Results of new excavations at World Heritage site of Khor Rori also popular as Samahram in Dhofar have revealed startling new evidence that human presence on the site dates back to the Palaeolithic Period, from a time some 60,000 years ago.

New excavations at Samahram reveal evidence of human presence 60,000 years ago

The findings also show that Samahram was at the core of maritime/commercial network, acting as a bridge between the East and the West on the rising trade and cultural route between faraway lands even before the first century AD.

The findings were announced at a media briefing at the office of Advisor to His Majesty the Sultan for Cultural Affairs recently by Professor Alessandra Avanzini, head of the Italian Mission to Oman (IMTO), which has been carrying out research in Salut in Bahla and Samahram for last many years.

“The IMTO has been working at the port of Samahram and in the surrounding area for over 20 years. The long history of the port, the urban layout, the life of its inhabitants are much clearer today. The port was active from the 3rd century BC to the 4th century AD and the date of its foundation is a fundamental historical datum for the history of trade by sea from the Mediterranean Sea to India,” Professor Alessandra said.

She said that the region surrounding Samahram bears testimony to an ancient history.

“Only few days ago, our archaeological campaign ended on the eastern promontory facing Samahram (Inqitat). Its results were spectacular. We had excavated a village of the Medieval Period some years ago, but after our last two campaigns now we know that the human presence on the Inqitat dates back to a very ancient period in the Palaeolithic Period (60,000 years ago).”

Also some evidence of Late Neolithic (about 6,000 years ago) has come to light which is a new evidence for the coastal archaeology of Dhofar, she added.

She said that the excavations of Italian Mission proved that Samahram’s foundation dates to the 3rd century BC, and collocates the port of Samahram in the period when the commercial network between the Mediterranean Sea and India was defined.

“For several years it has been accepted that only during the Roman Empire (1st century AD) did ships dare to face the open sea from Arabia to India, pushed forward by the monsoon. Today, however, it is clear that a few centuries earlier there was already a communication network going from Berenike in Egypt to Samahram until Pattanam and Arikamedu in India.

“Samahram was at the core of this commercial network, the actual bridge between the East and the West on the rising trade and cultural route between faraway lands. The large quantity of amphorae produced in Italy and found in Samahram shows the long-lasting contacts with Mediterranean cultures.
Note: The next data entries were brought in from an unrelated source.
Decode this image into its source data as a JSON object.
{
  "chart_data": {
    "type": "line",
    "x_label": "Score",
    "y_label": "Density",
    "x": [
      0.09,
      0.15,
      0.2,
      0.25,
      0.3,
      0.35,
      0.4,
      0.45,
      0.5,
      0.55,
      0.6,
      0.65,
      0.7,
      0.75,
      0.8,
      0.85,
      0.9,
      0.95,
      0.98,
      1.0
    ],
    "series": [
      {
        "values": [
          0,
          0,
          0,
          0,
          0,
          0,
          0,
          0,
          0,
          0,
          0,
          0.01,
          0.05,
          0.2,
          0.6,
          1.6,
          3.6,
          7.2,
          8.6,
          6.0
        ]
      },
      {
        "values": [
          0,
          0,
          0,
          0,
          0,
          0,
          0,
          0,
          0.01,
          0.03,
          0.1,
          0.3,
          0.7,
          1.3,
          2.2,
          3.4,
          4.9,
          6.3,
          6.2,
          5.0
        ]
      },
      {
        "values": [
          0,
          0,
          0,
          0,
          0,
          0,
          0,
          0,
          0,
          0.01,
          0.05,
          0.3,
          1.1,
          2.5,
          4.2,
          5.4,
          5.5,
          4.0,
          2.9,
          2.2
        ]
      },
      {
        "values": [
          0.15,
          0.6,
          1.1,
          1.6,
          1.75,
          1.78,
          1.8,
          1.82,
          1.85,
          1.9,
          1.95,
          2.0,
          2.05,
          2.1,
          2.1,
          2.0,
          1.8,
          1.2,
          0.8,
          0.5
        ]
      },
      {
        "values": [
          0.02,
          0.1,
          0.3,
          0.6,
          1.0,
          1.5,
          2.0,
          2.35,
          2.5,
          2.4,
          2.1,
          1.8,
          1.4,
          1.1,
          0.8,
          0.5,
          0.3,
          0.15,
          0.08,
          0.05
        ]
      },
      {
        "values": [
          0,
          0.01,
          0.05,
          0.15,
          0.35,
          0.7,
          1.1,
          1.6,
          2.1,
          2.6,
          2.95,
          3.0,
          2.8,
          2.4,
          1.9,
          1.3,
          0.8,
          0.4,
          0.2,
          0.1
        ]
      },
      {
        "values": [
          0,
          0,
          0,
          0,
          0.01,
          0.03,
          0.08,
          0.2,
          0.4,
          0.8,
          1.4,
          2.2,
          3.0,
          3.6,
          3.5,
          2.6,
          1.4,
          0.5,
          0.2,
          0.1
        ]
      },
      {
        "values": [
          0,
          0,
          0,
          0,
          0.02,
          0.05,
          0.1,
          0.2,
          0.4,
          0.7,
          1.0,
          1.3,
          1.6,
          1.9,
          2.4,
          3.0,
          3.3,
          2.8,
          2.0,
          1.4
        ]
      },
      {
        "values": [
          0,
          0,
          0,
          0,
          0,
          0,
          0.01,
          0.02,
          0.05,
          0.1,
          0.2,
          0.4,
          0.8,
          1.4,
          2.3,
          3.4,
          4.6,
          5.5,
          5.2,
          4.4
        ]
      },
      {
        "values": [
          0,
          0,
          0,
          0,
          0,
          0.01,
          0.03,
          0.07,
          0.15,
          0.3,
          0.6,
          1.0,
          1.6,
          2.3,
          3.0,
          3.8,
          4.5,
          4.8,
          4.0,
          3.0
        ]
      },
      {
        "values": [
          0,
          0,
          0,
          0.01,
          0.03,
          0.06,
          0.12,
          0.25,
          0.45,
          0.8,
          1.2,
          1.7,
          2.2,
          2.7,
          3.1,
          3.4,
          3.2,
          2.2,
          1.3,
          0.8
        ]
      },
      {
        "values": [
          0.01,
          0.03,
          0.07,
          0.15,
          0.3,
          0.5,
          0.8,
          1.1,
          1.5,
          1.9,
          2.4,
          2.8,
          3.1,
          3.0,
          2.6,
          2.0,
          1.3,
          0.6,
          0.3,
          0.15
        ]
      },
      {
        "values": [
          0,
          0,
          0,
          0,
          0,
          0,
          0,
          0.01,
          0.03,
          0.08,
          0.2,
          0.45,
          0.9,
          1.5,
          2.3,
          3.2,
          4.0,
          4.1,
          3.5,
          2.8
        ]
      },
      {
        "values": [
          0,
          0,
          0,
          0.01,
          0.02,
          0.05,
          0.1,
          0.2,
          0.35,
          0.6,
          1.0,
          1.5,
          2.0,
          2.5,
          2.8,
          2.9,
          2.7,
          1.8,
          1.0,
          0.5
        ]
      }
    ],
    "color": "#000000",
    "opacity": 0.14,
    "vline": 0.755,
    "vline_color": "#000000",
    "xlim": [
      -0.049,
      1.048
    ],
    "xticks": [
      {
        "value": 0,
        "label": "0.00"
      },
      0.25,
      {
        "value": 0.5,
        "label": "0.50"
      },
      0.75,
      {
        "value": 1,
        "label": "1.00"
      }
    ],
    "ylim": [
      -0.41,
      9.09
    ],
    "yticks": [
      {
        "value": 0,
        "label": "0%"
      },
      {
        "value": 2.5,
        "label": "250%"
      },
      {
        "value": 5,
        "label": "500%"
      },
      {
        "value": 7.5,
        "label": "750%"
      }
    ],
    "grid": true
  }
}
“The strongest links since the foundation of Samahram were with India, with the findings of pottery, Indian objects, and Brahmi-Tamil inscriptions at the site.”

According the findings, the city was small (less than 10,000sq m, with 200/300 inhabitants) but very well-organised and lively.

“There were public toilets in the area of the temple. This may not seem important at all, but it actually indicates the good quality of life of inhabitants in Samahram. Some production areas were found in the city, a pottery kiln (the first intact kiln found in Arabia), kilns to produce plaster, ovens to bake bread.

“Close to the market area, where there was also the city mint, a large area for the production of metals was found. Over this year's campaign two furnaces were discovered; they were not only used for creating small metal objects, but rather for proper metalworking.”

She said that Samahram’s inhabitants were not just merchants but also fishermen, as witnessed by the large quantity of shells and small fish bones found in their houses. Their diet consisted mainly of seafood.